Bissouma only got five minutes or so, but seemed determined not to be constrained by such mortal limitations as time, and set about cramming as much action as possible into his brief cameo. Thus we were treated to Bissouma blocks, interceptions, sensible passes, a yellow card and, intriguingly, a long-distance effort hit with some wattage. With Hojbjerg hitting (the pass in the build-up to Kulusevski’s goal was a weighted delight) but also missing (various misplaced passes littered the place), Bissouma’s brief bustle made for quite the hors d’ouevres.

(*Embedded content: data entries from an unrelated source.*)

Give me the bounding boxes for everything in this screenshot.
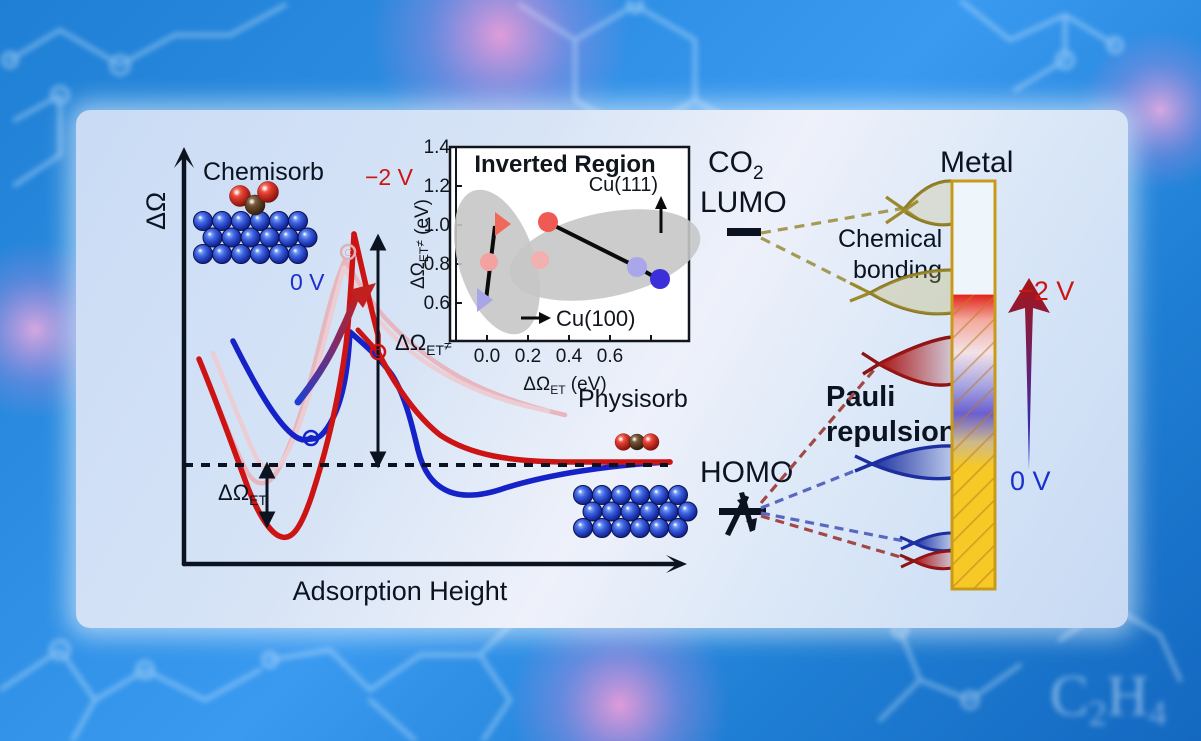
svg-text:ΔΩET≠: ΔΩET≠ bbox=[395, 330, 452, 358]
svg-text:C: C bbox=[344, 248, 351, 259]
svg-text:Metal: Metal bbox=[940, 146, 1013, 179]
svg-text:Cu(100): Cu(100) bbox=[556, 306, 635, 331]
svg-text:1.4: 1.4 bbox=[424, 137, 451, 158]
svg-text:0 V: 0 V bbox=[1010, 466, 1051, 496]
svg-text:C: C bbox=[307, 434, 314, 445]
svg-text:1.2: 1.2 bbox=[424, 176, 450, 197]
svg-text:−2 V: −2 V bbox=[1018, 276, 1074, 306]
svg-text:−2 V: −2 V bbox=[365, 164, 414, 190]
svg-text:0.6: 0.6 bbox=[424, 293, 450, 314]
svg-text:0.4: 0.4 bbox=[556, 346, 583, 367]
svg-text:Cu(111): Cu(111) bbox=[589, 174, 658, 196]
svg-text:C: C bbox=[374, 348, 381, 359]
svg-text:HOMO: HOMO bbox=[700, 456, 793, 489]
svg-text:Adsorption Height: Adsorption Height bbox=[293, 576, 508, 606]
svg-text:ΔΩ: ΔΩ bbox=[141, 192, 171, 230]
svg-text:LUMO: LUMO bbox=[700, 186, 787, 219]
svg-text:ΔΩET≠ (eV): ΔΩET≠ (eV) bbox=[408, 199, 433, 289]
svg-text:Chemisorb: Chemisorb bbox=[203, 158, 324, 186]
svg-text:0 V: 0 V bbox=[290, 269, 325, 295]
svg-text:0.2: 0.2 bbox=[515, 346, 541, 367]
svg-text:ΔΩET (eV): ΔΩET (eV) bbox=[523, 374, 606, 397]
svg-text:0.6: 0.6 bbox=[597, 346, 623, 367]
svg-text:0.0: 0.0 bbox=[474, 346, 500, 367]
svg-text:repulsion: repulsion bbox=[826, 416, 957, 448]
svg-text:Chemical: Chemical bbox=[838, 225, 942, 253]
svg-text:CO2: CO2 bbox=[708, 146, 764, 184]
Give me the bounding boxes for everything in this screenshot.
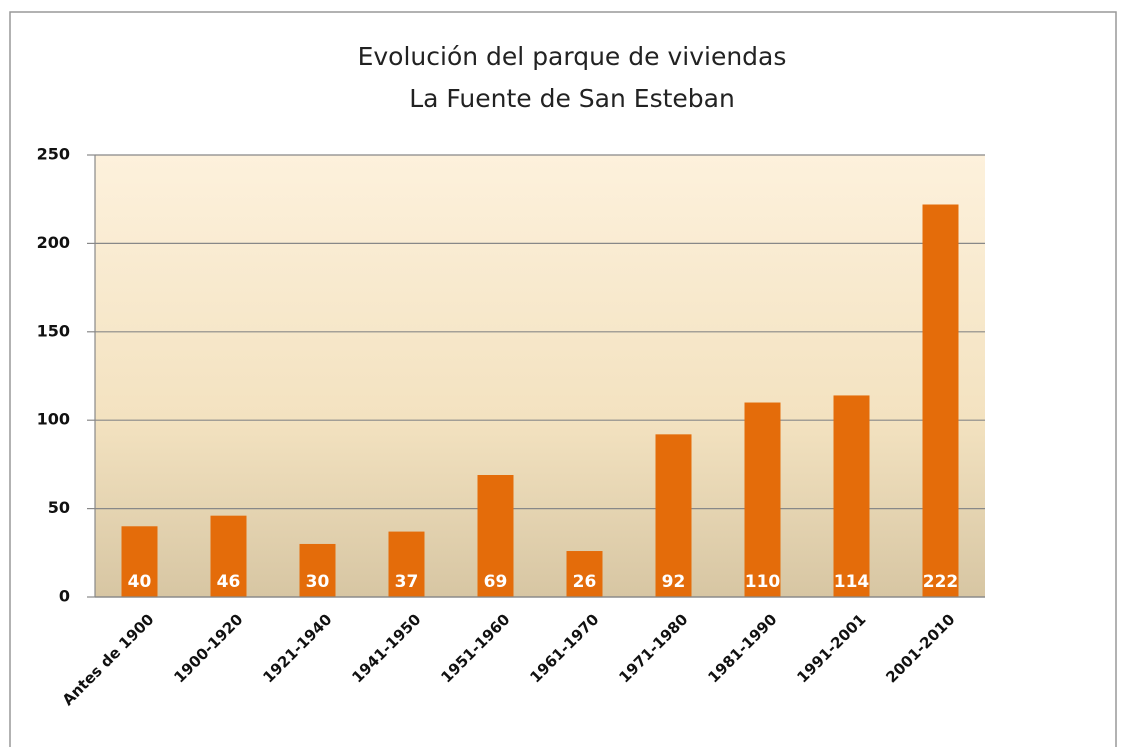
chart-title: Evolución del parque de viviendas: [358, 42, 787, 71]
data-label: 92: [662, 572, 686, 592]
x-tick-label: 1951-1960: [437, 610, 513, 686]
x-tick-label: 1971-1980: [615, 610, 691, 686]
x-tick-label: 1981-1990: [704, 610, 780, 686]
y-tick-label: 150: [37, 321, 70, 340]
bar: [833, 395, 870, 597]
bar: [388, 531, 425, 597]
x-tick-label: 1900-1920: [170, 610, 246, 686]
x-tick-label: 1961-1970: [526, 610, 602, 686]
data-label: 37: [395, 572, 419, 592]
chart-border: [9, 11, 1117, 747]
chart-subtitle: La Fuente de San Esteban: [409, 84, 735, 113]
x-tick-label: Antes de 1900: [59, 610, 158, 709]
x-tick-label: 2001-2010: [882, 610, 958, 686]
bar: [566, 551, 603, 597]
bar: [299, 543, 336, 597]
data-label: 69: [484, 572, 508, 592]
data-label: 30: [306, 572, 330, 592]
y-tick-label: 50: [48, 498, 70, 517]
y-tick-label: 200: [37, 233, 70, 252]
bar: [922, 204, 959, 597]
x-tick-label: 1991-2001: [793, 610, 869, 686]
bar: [477, 475, 514, 597]
y-tick-label: 0: [59, 587, 70, 606]
data-label: 110: [745, 572, 781, 592]
y-tick-label: 100: [37, 410, 70, 429]
data-label: 40: [128, 572, 152, 592]
bar: [210, 515, 247, 597]
x-tick-label: 1921-1940: [259, 610, 335, 686]
data-label: 222: [923, 572, 959, 592]
bar: [655, 434, 692, 597]
y-tick-label: 250: [37, 145, 70, 164]
data-label: 46: [217, 572, 241, 592]
bar: [744, 402, 781, 597]
bar: [121, 526, 158, 597]
x-tick-label: 1941-1950: [348, 610, 424, 686]
data-label: 114: [834, 572, 870, 592]
data-label: 26: [573, 572, 597, 592]
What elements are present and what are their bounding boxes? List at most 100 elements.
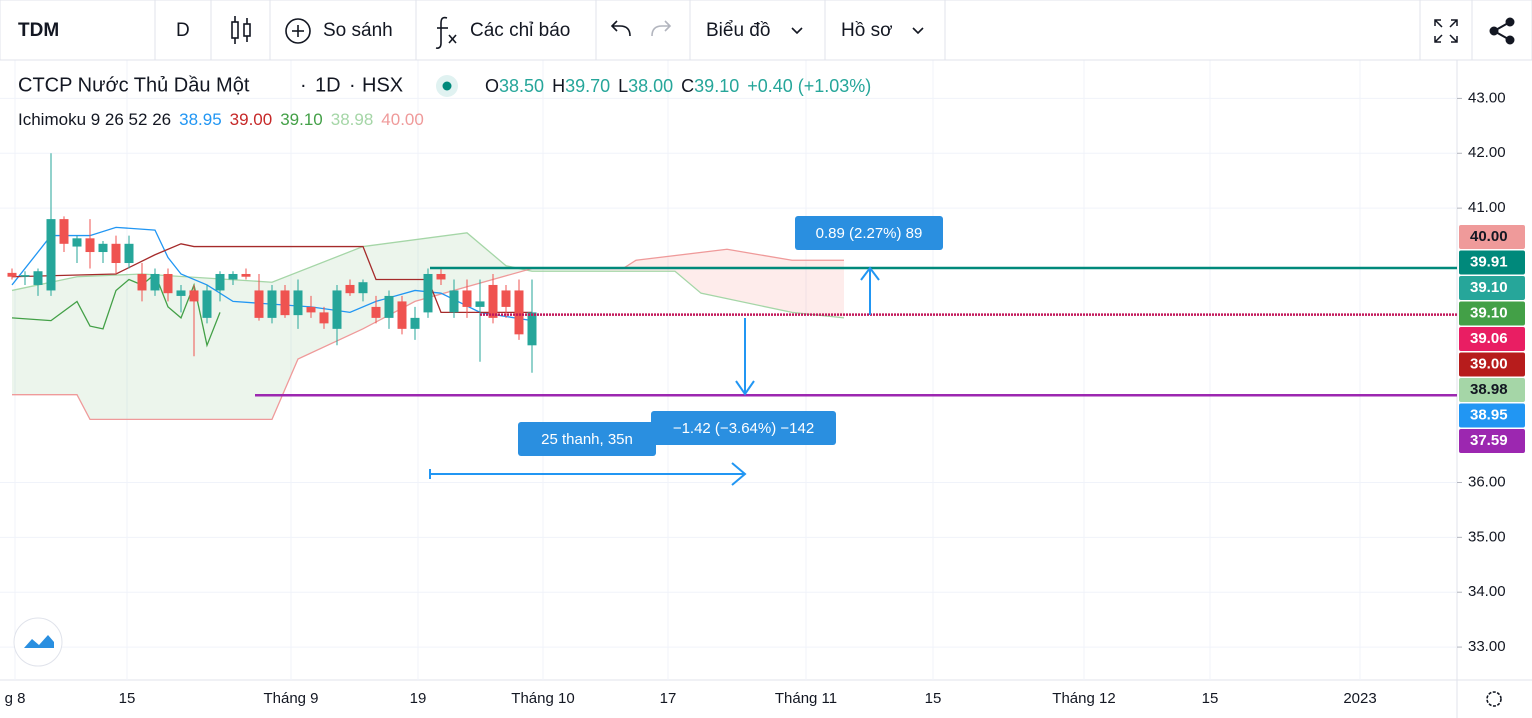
candle-body xyxy=(319,312,329,324)
price-badge-label: 39.10 xyxy=(1470,279,1508,296)
candle-body xyxy=(215,273,225,291)
profile-menu[interactable]: Hồ sơ xyxy=(841,20,893,41)
indicator-value: 38.95 xyxy=(179,110,222,129)
indicator-value: 39.10 xyxy=(280,110,323,129)
candle-body xyxy=(124,243,134,264)
price-badge xyxy=(1459,403,1525,428)
toolbar-bg xyxy=(0,0,1532,61)
time-label: Tháng 10 xyxy=(511,690,574,707)
candle-body xyxy=(410,317,420,329)
candle-body xyxy=(462,290,472,307)
candle-body xyxy=(228,273,238,280)
price-label: 43.00 xyxy=(1468,89,1506,106)
candle-body xyxy=(306,306,316,313)
time-label: 15 xyxy=(925,690,942,707)
chart-menu[interactable]: Biểu đồ xyxy=(706,20,770,41)
toolbar: TDM D So sánh Các chỉ báo Biểu đồ Hồ sơ xyxy=(0,0,1532,61)
candle-body xyxy=(397,301,407,329)
share-button[interactable] xyxy=(1489,17,1515,45)
interval-button[interactable]: D xyxy=(176,20,190,41)
time-label: 2023 xyxy=(1343,690,1376,707)
measure-arrow-up xyxy=(860,266,880,315)
legend-exchange: HSX xyxy=(362,74,403,96)
indicator-value: 39.00 xyxy=(230,110,273,129)
price-label: 34.00 xyxy=(1468,583,1506,600)
price-badge xyxy=(1459,225,1525,249)
candle-body xyxy=(384,295,394,318)
price-badge-label: 40.00 xyxy=(1470,228,1508,245)
logo-mark xyxy=(24,635,54,648)
chart-type-button[interactable] xyxy=(231,16,251,44)
measure-label-bg xyxy=(518,422,656,456)
candle-body xyxy=(449,290,459,313)
price-badge-label: 37.59 xyxy=(1470,432,1508,449)
price-label: 35.00 xyxy=(1468,528,1506,545)
senkou-span-b xyxy=(12,248,844,421)
measure-label: 0.89 (2.27%) 89 xyxy=(816,225,923,242)
dot: · xyxy=(300,74,307,96)
candle-body xyxy=(98,243,108,253)
candle-body xyxy=(189,290,199,302)
ohlc-change: +0.40 (+1.03%) xyxy=(747,76,871,96)
ohlc-label: H xyxy=(552,76,565,96)
candle-body xyxy=(137,273,147,291)
chevron xyxy=(912,27,924,35)
price-badge-label: 38.95 xyxy=(1470,406,1508,423)
legend-interval: 1D xyxy=(315,74,341,96)
price-badge xyxy=(1459,352,1525,377)
candle-body xyxy=(371,306,381,318)
senkou-span-a xyxy=(11,232,845,319)
indicator-name: Ichimoku 9 26 52 26 xyxy=(18,110,171,129)
candle-body xyxy=(436,273,446,280)
compare-button[interactable]: So sánh xyxy=(323,20,393,41)
measure-label-bg xyxy=(651,411,836,445)
price-badge xyxy=(1459,301,1525,326)
cloud-bear xyxy=(610,249,844,318)
candle-body xyxy=(150,273,160,291)
ohlc-value: 38.50 xyxy=(499,76,544,96)
cloud-bull xyxy=(12,232,610,420)
indicator-value: 40.00 xyxy=(381,110,424,129)
fullscreen-button[interactable] xyxy=(1434,19,1458,43)
time-label: 15 xyxy=(119,690,136,707)
measure-label: 25 thanh, 35n xyxy=(541,431,633,448)
indicators-icon xyxy=(435,16,457,49)
chevron xyxy=(791,27,803,35)
undo-button[interactable] xyxy=(610,20,631,37)
compare-icon[interactable] xyxy=(285,18,311,44)
price-label: 36.00 xyxy=(1468,473,1506,490)
ohlc-label: C xyxy=(681,76,694,96)
candle-body xyxy=(7,272,17,277)
time-label: Tháng 9 xyxy=(263,690,318,707)
price-label: 33.00 xyxy=(1468,638,1506,655)
ohlc-value: 39.10 xyxy=(694,76,739,96)
candle-body xyxy=(345,284,355,294)
price-badge xyxy=(1459,327,1525,351)
candle-body xyxy=(488,284,498,318)
price-label: 41.00 xyxy=(1468,199,1506,216)
price-badge xyxy=(1459,429,1525,453)
chart-area: g 8 15 Tháng 9 19 Tháng 10 17 Tháng 11 15 Tháng … xyxy=(0,60,1532,718)
candle-body xyxy=(358,282,368,294)
candle-body xyxy=(176,290,186,296)
price-badge-label: 39.10 xyxy=(1470,304,1508,321)
redo-button[interactable] xyxy=(651,20,672,37)
candle-body xyxy=(293,290,303,316)
price-badge-label: 38.98 xyxy=(1470,381,1508,398)
candle-body xyxy=(72,238,82,247)
legend-name: CTCP Nước Thủ Dầu Một xyxy=(18,74,250,96)
candle-body xyxy=(423,273,433,313)
measure-arrow-down xyxy=(735,318,755,396)
indicators-button[interactable]: Các chỉ báo xyxy=(470,20,570,41)
candle-body xyxy=(332,290,342,329)
time-label: 17 xyxy=(660,690,677,707)
ohlc-label: O xyxy=(485,76,499,96)
measure-label-bg xyxy=(795,216,943,250)
symbol[interactable]: TDM xyxy=(18,20,59,41)
candle-body xyxy=(33,271,43,285)
price-label: 42.00 xyxy=(1468,144,1506,161)
candle-body xyxy=(202,290,212,318)
market-status-dot xyxy=(442,81,452,91)
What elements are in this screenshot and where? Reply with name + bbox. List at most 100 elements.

Perisic had a little longer to acquaint himself with things, and similarly caught the AANP eye. The headlines of his half-hour were a couple of forays in the meaty end of things – stepovers and party-tricks to evade his man, followed by a couple of crosses into dangerous squares of the penalty area. These bode well, and in time one imagines Kane and chums feasting on his produce.
But as a long-time admirer of the chap, I kept a particular eye on his positioning at every given point, and noted that it is safe to say that rumours of him being well attuned to the whims of Senor Conte are resoundingly true. As soon as we turned over possession he was off on the gallop, well in advance of the defensive line – and, as often as not, in advance of the midfield line too. Where Sessegnon seems content enough to stay within a stone’s throw of Ben Davies, Perisic has more heady ambitions, and could regularly be spotted further up the pitch than anyone else, and frankly straining at the leash for a ball to be released onto which he might run.
All of which meant that when we lost possession he was a good-ish distance up the pitch, but the honest fellow made the effort to sprint back to his post. Should he feature against Chelsea next week I’ll be intrigued as to the extent to which his attacking instincts are indulged or otherwise.
And finally there was also a brief cameo for Lenglet, who took up the appropriate position on the left, and seemed to make the sensible hand-gestures of one who wants at least to look he knows what he’s about. He also picked a handy pass in the move that led to Bissouma’s long-distance shot, which earned him a subtle nod of approval – but his appearance was little more than a chance for Conte to flex a bicep and show the world that he has Levy eating out of the palm of his hand.
So after one fixture we sit pretty atop the pile. While it is, of course, mathematically possible that we might yet blow this, frankly anything less than the title would now be a massive disappointment.